The problem seems impossible because there's no way to create new knowledge out of thin air. One common technique for zero-shot learning is kind of a cheat: Instead of training or retraining the existing model directly, you incorporate an auxiliary set of textual information such as "a leopard looks like a cougar that has spots." The auxiliary text information connects existing images and allows the model to identify a leopard.
Notice that one-shot learning, few-shot learning and zero-shot learning typically (but not always) apply to image classification problems. This means the terms are rather narrowly focused on image recognition systems.
4. Fine-Tuning
Fine-tuning often applies to language models. The goal is to start with a pre-trained large language model such as GPT-3 that understands basic English grammar and knows general facts from Wikipedia, and add specialized information such as flight information for an airline company, or chemistry information for a pharmaceutical company.
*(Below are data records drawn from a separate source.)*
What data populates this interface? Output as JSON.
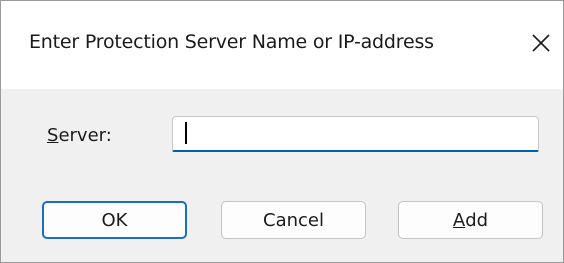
{
  "dialog": {
    "title": "Enter Protection Server Name or IP-address",
    "close_icon": "close-icon"
  },
  "form": {
    "server_label_mnemonic": "S",
    "server_label_rest": "erver:",
    "server_value": ""
  },
  "buttons": {
    "ok_label": "OK",
    "cancel_label": "Cancel",
    "add_label_mnemonic": "A",
    "add_label_rest": "dd"
  },
  "colors": {
    "accent": "#0063b1",
    "default_button_border": "#1a6fc3",
    "dialog_background": "#f0f0f0"
  }
}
A not-so-good strategy for fine-tuning is to prepare new specialized training data then completely retrain the base model, changing all of the billions of parameters/weights (GPT-3 has 175 billion). Because large language models are huge, they are difficult and expensive to retrain. This constraint has led to researchers looking at small language models that can act as a base and be retrained for specialized knowledge. Small language base models can also be deployed on smaller devices, possibly as small as phones.
A better strategy than completely retraining a large language model is to prepare new specialized training data and then train the base model in a way that changes only the last one or two layers of parameters. An even better approach is to leave the base model alone and use the specialized training data to create a new layer (or a few layers) that can be appended to the base model. This last approach allows you to maintain just one large base model, and many relatively small modules (a few million parameters) for specialized tasks.
Wrapping Up
Language model fine-tuning is one of the most active areas of AI research. McCaffrey commented, "One vision is to create a huge AI ecosystem made from one large base language model plus dozens of small modules with specialized information. These agents can communicate with and learn from each other to create extremely powerful systems. If enough of such systems can be combined, the goal of general AI will likely be one step closer to reality."
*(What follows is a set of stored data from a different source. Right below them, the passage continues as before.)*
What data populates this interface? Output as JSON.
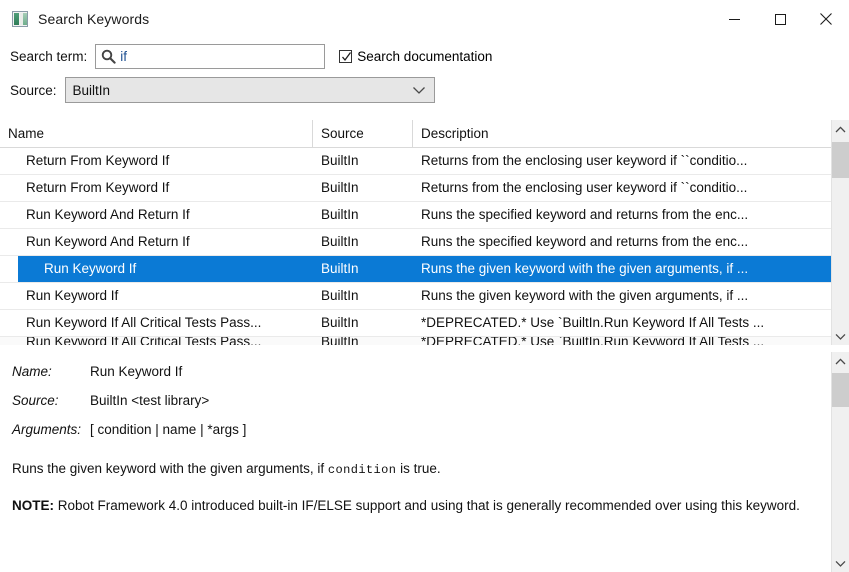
{
  "window": {
    "title": "Search Keywords",
    "icon": "app-icon",
    "controls": {
      "minimize": "minimize",
      "maximize": "maximize",
      "close": "close"
    }
  },
  "search": {
    "label": "Search term:",
    "value": "if",
    "placeholder": "",
    "icon": "search-icon",
    "checkbox": {
      "label": "Search documentation",
      "checked": true
    }
  },
  "source": {
    "label": "Source:",
    "selected": "BuiltIn",
    "options": [
      "BuiltIn"
    ]
  },
  "table": {
    "columns": [
      "Name",
      "Source",
      "Description"
    ],
    "rows": [
      {
        "name": "Return From Keyword If",
        "source": "BuiltIn",
        "description": "Returns from the enclosing user keyword if ``conditio...",
        "selected": false
      },
      {
        "name": "Return From Keyword If",
        "source": "BuiltIn",
        "description": "Returns from the enclosing user keyword if ``conditio...",
        "selected": false
      },
      {
        "name": "Run Keyword And Return If",
        "source": "BuiltIn",
        "description": "Runs the specified keyword and returns from the enc...",
        "selected": false
      },
      {
        "name": "Run Keyword And Return If",
        "source": "BuiltIn",
        "description": "Runs the specified keyword and returns from the enc...",
        "selected": false
      },
      {
        "name": "Run Keyword If",
        "source": "BuiltIn",
        "description": "Runs the given keyword with the given arguments, if ...",
        "selected": true
      },
      {
        "name": "Run Keyword If",
        "source": "BuiltIn",
        "description": "Runs the given keyword with the given arguments, if ...",
        "selected": false
      },
      {
        "name": "Run Keyword If All Critical Tests Pass...",
        "source": "BuiltIn",
        "description": "*DEPRECATED.* Use `BuiltIn.Run Keyword If All Tests ...",
        "selected": false
      },
      {
        "name": "Run Keyword If All Critical Tests Pass...",
        "source": "BuiltIn",
        "description": "*DEPRECATED.* Use `BuiltIn.Run Keyword If All Tests ...",
        "selected": false
      }
    ]
  },
  "detail": {
    "name_label": "Name:",
    "name_value": "Run Keyword If",
    "source_label": "Source:",
    "source_value": "BuiltIn <test library>",
    "arguments_label": "Arguments:",
    "arguments_value": "[ condition | name | *args ]",
    "summary_pre": "Runs the given keyword with the given arguments, if ",
    "summary_code": "condition",
    "summary_post": " is true.",
    "note_label": "NOTE:",
    "note_text": " Robot Framework 4.0 introduced built-in IF/ELSE support and using that is generally recommended over using this keyword."
  },
  "colors": {
    "selection": "#0b7ad5",
    "selection_text": "#ffffff",
    "search_text": "#1d4f91",
    "scrollbar_thumb": "#cdcdcd",
    "scrollbar_track": "#f0f0f0"
  },
  "scrollbars": {
    "list": {
      "up": "chevron-up-icon",
      "down": "chevron-down-icon"
    },
    "detail": {
      "up": "chevron-up-icon",
      "down": "chevron-down-icon"
    }
  }
}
He added, "One of my colleagues, Ricky Loynd, noted that a relatively new development is called continual agent learning, where a software agent that learns-to-learn over its lifetime, so that it can eventually learn very quickly from its own experience."
McCaffrey concluded, "As recently as several months ago, fine-tuning a large language model was an extremely difficult task. But software support tools for fine-tuning are being released very quickly. It's likely that creating a custom, fine-tuned AI assistant will soon be feasible for many businesses and maybe even individuals."